# Why isn't backlogged rail car production not considered a problem?



## jerichowhiskey (Jan 24, 2014)

It is a good thing for there to be demand, but why is a huge backlog of railcars to be produced considered "strong"? Shouldn't they be expanding their manufacturing facilities to accommodate the demand and deliver on-time?

Railway Age



> Fourth-quarter railcar orders, deliveries, and backlogs showed robust activity, according to the Railway Supply Institute's American Railway Car Institute Committee (ARCI) data released Thursday, Jan. 23, 2014. Tank cars, in particular, continued to show robust activity.
> 
> 
> Industry orders for the fourth quarter were 14,856, of which 4,916 were tank cars and 9,949 were (other) freight cars. That was up 3,799 cars, or 34%, from the 11,066 on order in the fourth quarter of 2012, and also up 2,112 cars, or about 16.5%, from the third quarter 2013 total of 12,753.
> ...


----------



## Anderson (Jan 24, 2014)

Simple: The backlog means there's guaranteed business without any hiccups (remember, orders likely come in irregularly at various companies). From those numbers, it looks like the industry has an order pipeline that runs 12-15 months. You honestly want a "backlog" of at least six months so you can plan ahead with materials and scheduling and not have lots of erratic downtime in your production lines. Having a bit more means you can tell your shareholders that you have more or less guaranteed profits for the next year, and your employees have job security for that time. If you have no "backlog", that means you're constantly looking for orders to keep your lines running.
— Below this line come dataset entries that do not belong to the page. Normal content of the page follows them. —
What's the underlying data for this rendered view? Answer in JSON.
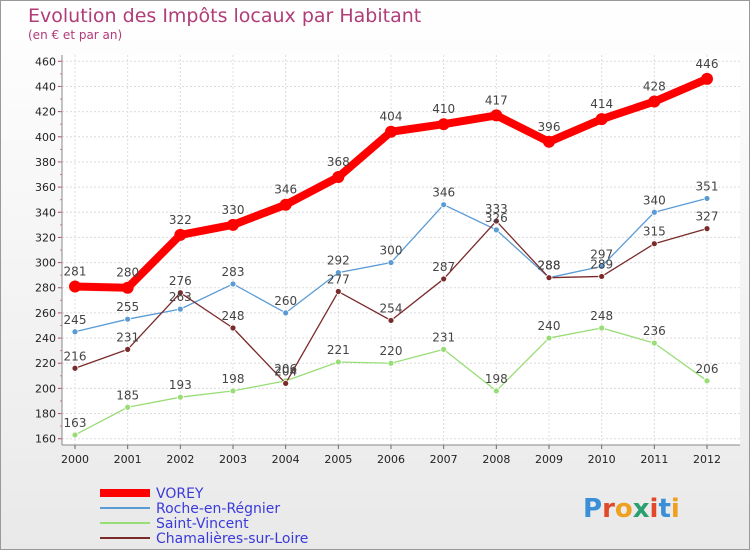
{
  "chart_data": {
    "type": "line",
    "title": "Evolution des Impôts locaux par Habitant",
    "subtitle": "(en € et par an)",
    "xlabel": "",
    "ylabel": "",
    "categories": [
      "2000",
      "2001",
      "2002",
      "2003",
      "2004",
      "2005",
      "2006",
      "2007",
      "2008",
      "2009",
      "2010",
      "2011",
      "2012"
    ],
    "ylim": [
      155,
      465
    ],
    "yticks": [
      "160",
      "180",
      "200",
      "220",
      "240",
      "260",
      "280",
      "300",
      "320",
      "340",
      "360",
      "380",
      "400",
      "420",
      "440",
      "460"
    ],
    "grid": true,
    "legend_position": "bottom-left",
    "series": [
      {
        "name": "VOREY",
        "color": "#ff0000",
        "values": [
          281,
          280,
          322,
          330,
          346,
          368,
          404,
          410,
          417,
          396,
          414,
          428,
          446
        ],
        "labels": [
          "281",
          "280",
          "322",
          "330",
          "346",
          "368",
          "404",
          "410",
          "417",
          "396",
          "414",
          "428",
          "446"
        ]
      },
      {
        "name": "Roche-en-Régnier",
        "color": "#5b9bd5",
        "values": [
          245,
          255,
          263,
          283,
          260,
          292,
          300,
          346,
          326,
          288,
          297,
          340,
          351
        ],
        "labels": [
          "245",
          "255",
          "263",
          "283",
          "260",
          "292",
          "300",
          "346",
          "326",
          "288",
          "297",
          "340",
          "351"
        ]
      },
      {
        "name": "Saint-Vincent",
        "color": "#99dd77",
        "values": [
          163,
          185,
          193,
          198,
          206,
          221,
          220,
          231,
          198,
          240,
          248,
          236,
          206
        ],
        "labels": [
          "163",
          "185",
          "193",
          "198",
          "206",
          "221",
          "220",
          "231",
          "198",
          "240",
          "248",
          "236",
          "206"
        ]
      },
      {
        "name": "Chamalières-sur-Loire",
        "color": "#7a2a2a",
        "values": [
          216,
          231,
          276,
          248,
          204,
          277,
          254,
          287,
          333,
          288,
          289,
          315,
          327
        ],
        "labels": [
          "216",
          "231",
          "276",
          "248",
          "204",
          "277",
          "254",
          "287",
          "333",
          "288",
          "289",
          "315",
          "327"
        ]
      }
    ]
  },
  "logo": {
    "letters": [
      "P",
      "r",
      "o",
      "x",
      "i",
      "t",
      "i"
    ],
    "colors": [
      "#3a8fd8",
      "#e04a2a",
      "#f0a020",
      "#2aa070",
      "#e04a2a",
      "#3a8fd8",
      "#f0a020"
    ]
  }
}
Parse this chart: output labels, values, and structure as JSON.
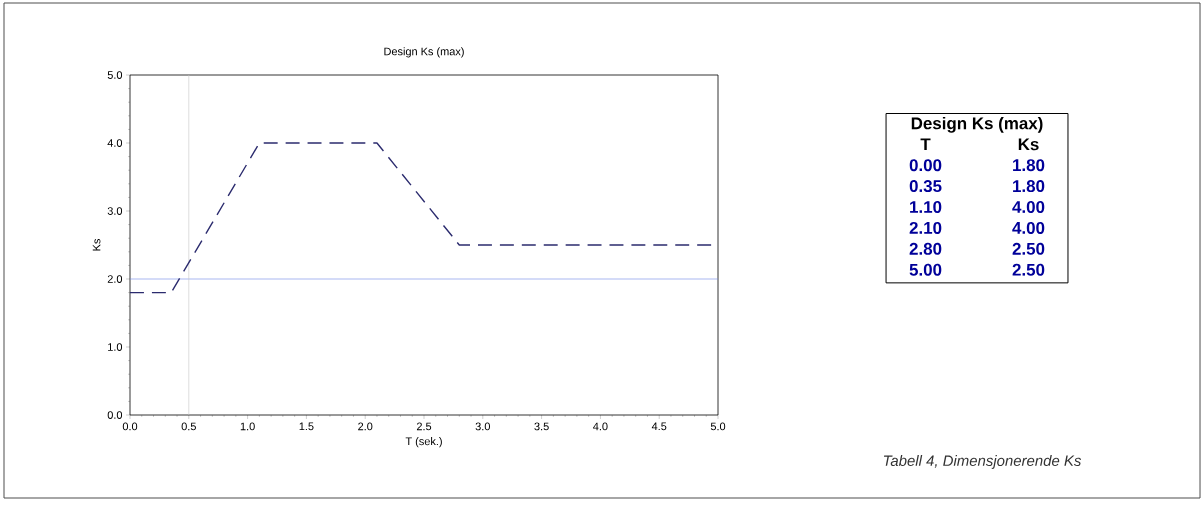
{
  "chart_data": {
    "type": "line",
    "title": "Design Ks (max)",
    "xlabel": "T (sek.)",
    "ylabel": "Ks",
    "x": [
      0.0,
      0.35,
      1.1,
      2.1,
      2.8,
      5.0
    ],
    "series": [
      {
        "color": "#2b2b6e",
        "values": [
          1.8,
          1.8,
          4.0,
          4.0,
          2.5,
          2.5
        ]
      }
    ],
    "xlim": [
      0,
      5
    ],
    "ylim": [
      0,
      5
    ],
    "xticks": [
      {
        "value": 0,
        "label": "0.0"
      },
      {
        "value": 0.5,
        "label": "0.5"
      },
      {
        "value": 1,
        "label": "1.0"
      },
      {
        "value": 1.5,
        "label": "1.5"
      },
      {
        "value": 2,
        "label": "2.0"
      },
      {
        "value": 2.5,
        "label": "2.5"
      },
      {
        "value": 3,
        "label": "3.0"
      },
      {
        "value": 3.5,
        "label": "3.5"
      },
      {
        "value": 4,
        "label": "4.0"
      },
      {
        "value": 4.5,
        "label": "4.5"
      },
      {
        "value": 5,
        "label": "5.0"
      }
    ],
    "yticks": [
      {
        "value": 0,
        "label": "0.0"
      },
      {
        "value": 1,
        "label": "1.0"
      },
      {
        "value": 2,
        "label": "2.0"
      },
      {
        "value": 3,
        "label": "3.0"
      },
      {
        "value": 4,
        "label": "4.0"
      },
      {
        "value": 5,
        "label": "5.0"
      }
    ],
    "ref_lines": [
      {
        "axis": "y",
        "value": 2.0,
        "color": "#6f86e8"
      },
      {
        "axis": "x",
        "value": 0.5,
        "color": "#c4c4c4"
      }
    ],
    "marker": "none",
    "line_style": "dashed",
    "annotations": [
      "Design Ks (max)",
      "T",
      "Ks",
      "0.00",
      "1.80",
      "0.35",
      "1.80",
      "1.10",
      "4.00",
      "2.10",
      "4.00",
      "2.80",
      "2.50",
      "5.00",
      "2.50",
      "Tabell 4, Dimensjonerende Ks"
    ]
  }
}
Also remember, the letter is from the standpoint of the builders of the railcars, not the freight railroads or car rental companies placing the orders.


----------



## Nathanael (Feb 3, 2014)

In railways and aircraft, a manufacturing company wants a "backlog" between 12 months and 30 months, roughly speaking. More than 30 months and you start losing business to your competitors. Less than 12 months and you start having to idle production lines.

I've looked at these companies from an investment perspective.


----------



## RRUserious (Feb 11, 2014)

Maybe the "problem" isn't the backlog, it is the desire of freight shippers to ship product NOW rather than adjusting to what I'd call a normal flow of new cars.


----------



## cirdan (Mar 13, 2014)

RRUserious said:


> Maybe the "problem" isn't the backlog, it is the desire of freight shippers to ship product NOW rather than adjusting to what I'd call a normal flow of new cars.


I think you have to see it on a case by case basis. If the manufacturer is dishonest and signs a deal pretending they will start work right away while in reality they have a 12 month backlog and the new order is being added on the far end of the backlog, yes, that is wrong.

But I think railcar manufacturers don't sell like that. The customer knows they're not getting the equipment right away. The order is thus embedded in the long term planning rather than for immediate use. If a railroad unexpectedly lands a big shipping contract and doesn't have the equipment to handle it, then rented or second hand equipment is the better option anyway in the short run because it can be delivered much more quickly. If it's just abouit replacing existing equipment one on one, then it's just a question of adjusting maintenance so the odl stuff will last until the new arrives.


----------



## MIrailfan (Mar 25, 2014)

so if the backlog got close to 30 months then that would be the time to expand production?


----------